Given some checks were not successful I now see that there are some problems with this PR. I glanced at the errors but I don't prettend to understand what's going on.

ali-ramadhan · 2020-11-25T18:06:36Z

Ah I think the method conflict warnings were because function fields end was being defined in src/Oceananigans.jl and in src/Models/Models.jl. I think you meant to only define it in src/Oceananigans.jl since it's needed in src/TimeSteppers.jl (which is defined before src/Models/Models.jl).

By the time I figured this out I already modified quite a bit so I just pushed my changes, but warnings should be gone now!

ali-ramadhan · 2020-11-25T18:11:23Z

I think the tests almost pass! It's just a few tests in test_abstract_operations.jl that don't: https://buildkite.com/clima/oceananigans/builds/670#3ec51acd-7496-449e-afb6-ace178715cf3/14-394

Maybe they're just missing a using Oceananigans: fields or maybe fields needs to be exported from the Oceananigans and/or Models modules?

francispoulin · 2020-11-25T18:42:37Z

Thanks @ali-ramadhan for finding the problem and fixing it.

I will pull the updated code and try the test that you pointed out. Not sure I will be able to figure it out or not though but I will try.
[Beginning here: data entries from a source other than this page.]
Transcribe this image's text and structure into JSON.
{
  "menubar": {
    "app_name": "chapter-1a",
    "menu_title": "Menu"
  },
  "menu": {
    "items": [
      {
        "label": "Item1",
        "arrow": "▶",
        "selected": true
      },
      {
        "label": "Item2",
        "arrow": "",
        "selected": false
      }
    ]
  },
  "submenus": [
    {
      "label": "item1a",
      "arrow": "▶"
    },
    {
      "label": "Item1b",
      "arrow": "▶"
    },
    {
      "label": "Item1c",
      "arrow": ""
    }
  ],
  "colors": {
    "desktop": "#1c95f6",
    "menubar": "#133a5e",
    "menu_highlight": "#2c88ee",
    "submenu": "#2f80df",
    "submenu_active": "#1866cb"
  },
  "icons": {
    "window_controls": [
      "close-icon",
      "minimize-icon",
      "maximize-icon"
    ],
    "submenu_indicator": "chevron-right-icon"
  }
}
…MA/Oceananigans.jl into fjp/generalize-runge-kutta-3

francispoulin

I think this is a pretty straightforward change. One benefits is that we don't have to double up the time stepping for tracers, as they are done at the same time as the other fields, and it does allow time stepping for virtually any model.

I am happy that the tests all seem to pass and no more warnings, thanks to @ali-ramadhan

ali-ramadhan

Looks great! Less code, more features too.

I think there are some conflicts with the master branch so you might have to git merge master into this branch and resolve the conflicts locally and push the changes before the PR can be merged.

Sometimes the conflicts are pretty minor in which case you could resolve them directly on GitHub. But in this case GitHub says they're too complex.

francispoulin · 2020-11-26T02:15:48Z

Looks great! Less code, more features too.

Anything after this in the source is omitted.